Les en­tre­pre­neurs, qu’il s’agisse d’une petite, moyenne ou grande en­tre­prise, dépendent de l’éva­lua­tion de leurs activités com­mer­ciales. Il est en effet né­ces­saire de collecter de nom­breuses données et de comparer des ratios. Une analyse fi­nan­cière offre un aperçu de la situation éco­no­mique de votre en­tre­prise. De nom­breuses sociétés délèguent la pré­pa­ra­tion de ce rapport à des pro­fes­sion­nels externes, puis sont con­fron­tées à une pro­blé­ma­tique : comment in­ter­pré­ter les in­for­ma­tions ? D’autres préfèrent établir eux-mêmes leur analyse fi­nan­cière mais peuvent bloquer sur la structure et perdre beaucoup de temps. Se pose alors la question : comment faire une analyse fi­nan­cière ?

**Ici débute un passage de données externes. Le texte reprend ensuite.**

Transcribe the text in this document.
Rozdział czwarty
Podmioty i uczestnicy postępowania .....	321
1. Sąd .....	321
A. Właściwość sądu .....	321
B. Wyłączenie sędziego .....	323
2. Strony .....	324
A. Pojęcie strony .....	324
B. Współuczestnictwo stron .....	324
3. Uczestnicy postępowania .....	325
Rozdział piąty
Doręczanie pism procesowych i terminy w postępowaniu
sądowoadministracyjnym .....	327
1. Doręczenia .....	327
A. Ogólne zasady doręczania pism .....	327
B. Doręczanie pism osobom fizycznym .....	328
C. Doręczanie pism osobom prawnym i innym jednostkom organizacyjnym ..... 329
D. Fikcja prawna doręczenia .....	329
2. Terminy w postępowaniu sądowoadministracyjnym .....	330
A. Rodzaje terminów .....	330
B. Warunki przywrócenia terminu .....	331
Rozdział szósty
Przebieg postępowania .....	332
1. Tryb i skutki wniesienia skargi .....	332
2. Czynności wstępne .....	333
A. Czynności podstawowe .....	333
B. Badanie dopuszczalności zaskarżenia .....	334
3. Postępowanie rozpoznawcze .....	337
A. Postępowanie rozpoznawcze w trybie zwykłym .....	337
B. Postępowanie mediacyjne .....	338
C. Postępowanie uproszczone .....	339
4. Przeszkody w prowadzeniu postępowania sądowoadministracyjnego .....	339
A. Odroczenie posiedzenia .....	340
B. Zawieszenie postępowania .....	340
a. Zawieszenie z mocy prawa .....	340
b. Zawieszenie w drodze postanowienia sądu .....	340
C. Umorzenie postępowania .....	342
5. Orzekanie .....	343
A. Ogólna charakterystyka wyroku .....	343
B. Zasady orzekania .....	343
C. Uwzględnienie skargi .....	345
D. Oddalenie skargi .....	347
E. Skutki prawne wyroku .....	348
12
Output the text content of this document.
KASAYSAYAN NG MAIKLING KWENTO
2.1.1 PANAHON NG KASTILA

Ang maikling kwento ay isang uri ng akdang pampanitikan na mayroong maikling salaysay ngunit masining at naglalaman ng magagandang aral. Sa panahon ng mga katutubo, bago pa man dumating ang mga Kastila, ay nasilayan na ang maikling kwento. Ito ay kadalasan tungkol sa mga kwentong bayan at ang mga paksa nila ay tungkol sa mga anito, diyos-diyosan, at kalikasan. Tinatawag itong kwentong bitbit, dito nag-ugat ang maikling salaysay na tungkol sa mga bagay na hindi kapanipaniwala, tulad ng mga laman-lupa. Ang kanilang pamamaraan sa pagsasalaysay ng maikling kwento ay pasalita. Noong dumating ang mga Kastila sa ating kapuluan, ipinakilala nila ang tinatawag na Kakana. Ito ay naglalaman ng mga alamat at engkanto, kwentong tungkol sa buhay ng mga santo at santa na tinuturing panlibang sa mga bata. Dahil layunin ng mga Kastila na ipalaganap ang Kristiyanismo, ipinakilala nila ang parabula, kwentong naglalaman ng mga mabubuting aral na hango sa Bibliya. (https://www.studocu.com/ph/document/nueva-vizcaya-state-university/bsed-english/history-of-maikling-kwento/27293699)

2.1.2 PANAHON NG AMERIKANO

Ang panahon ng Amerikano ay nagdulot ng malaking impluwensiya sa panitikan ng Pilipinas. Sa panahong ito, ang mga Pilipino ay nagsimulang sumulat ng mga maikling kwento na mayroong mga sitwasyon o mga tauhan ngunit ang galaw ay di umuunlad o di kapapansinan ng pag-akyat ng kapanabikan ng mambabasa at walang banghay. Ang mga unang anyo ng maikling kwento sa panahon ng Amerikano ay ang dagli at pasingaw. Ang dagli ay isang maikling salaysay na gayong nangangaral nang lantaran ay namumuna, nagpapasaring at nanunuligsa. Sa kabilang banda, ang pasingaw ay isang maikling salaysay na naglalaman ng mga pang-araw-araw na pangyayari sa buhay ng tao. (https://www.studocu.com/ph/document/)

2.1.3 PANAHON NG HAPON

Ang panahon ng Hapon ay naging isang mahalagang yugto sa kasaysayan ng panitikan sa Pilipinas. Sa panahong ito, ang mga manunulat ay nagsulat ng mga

Analyse fi­nan­cière : dé­fi­ni­tion et ex­pli­ca­tions

Dé­fi­ni­tion

L’analyse fi­nan­cière est un outil de comp­ta­bi­lité. Le rapport regroupe les chiffres relatifs aux revenus et charges d’une en­tre­prise. Comme l’analyse fi­nan­cière est gé­né­ra­le­ment préparée men­suel­le­ment, elle donne un aperçu de la situation courante de l’en­tre­prise. Elle procure aux décideurs une synthèse de ses prin­ci­paux enjeux et aide ainsi à la prise de décision.

Une analyse fi­nan­cière est un rapport pré­sen­tant la situation éco­no­mique courante d’une en­tre­prise sur la base de chiffres comp­tables. Les grands groupes disposent gé­né­ra­le­ment d’un système de reporting complet, mais peuvent également tirer profit d’une analyse fi­nan­cière séparée. Les free­lances en revanche ne disposent pas forcément de suf­fi­sam­ment de données pour faire des analyses fi­nan­cières.

De nombreux res­pon­sables confient la création de leur analyse fi­nan­cière à leur con­seil­ler fiscal, qui se charge alors de créer un rapport mensuel. Que vous déléguiez cette tâche ou que vous la fassiez vous-même, une pé­rio­di­cité mensuelle est re­com­man­dée dans tous les cas. De cette façon, vous pouvez examiner les dépenses courantes et avoir une vue d’ensemble de l’ef­fi­ca­cité éco­no­mique de votre propre en­tre­prise pour prendre de bonnes décisions. De plus, de nombreux instituts de crédits exigent souvent une éva­lua­tion de l’en­tre­prise afin de pouvoir mieux estimer sa situation éco­no­mique. De manière similaire, les in­ves­tis­seurs sou­hai­tent aussi souvent jeter un œil sur les analyses fi­nan­cières.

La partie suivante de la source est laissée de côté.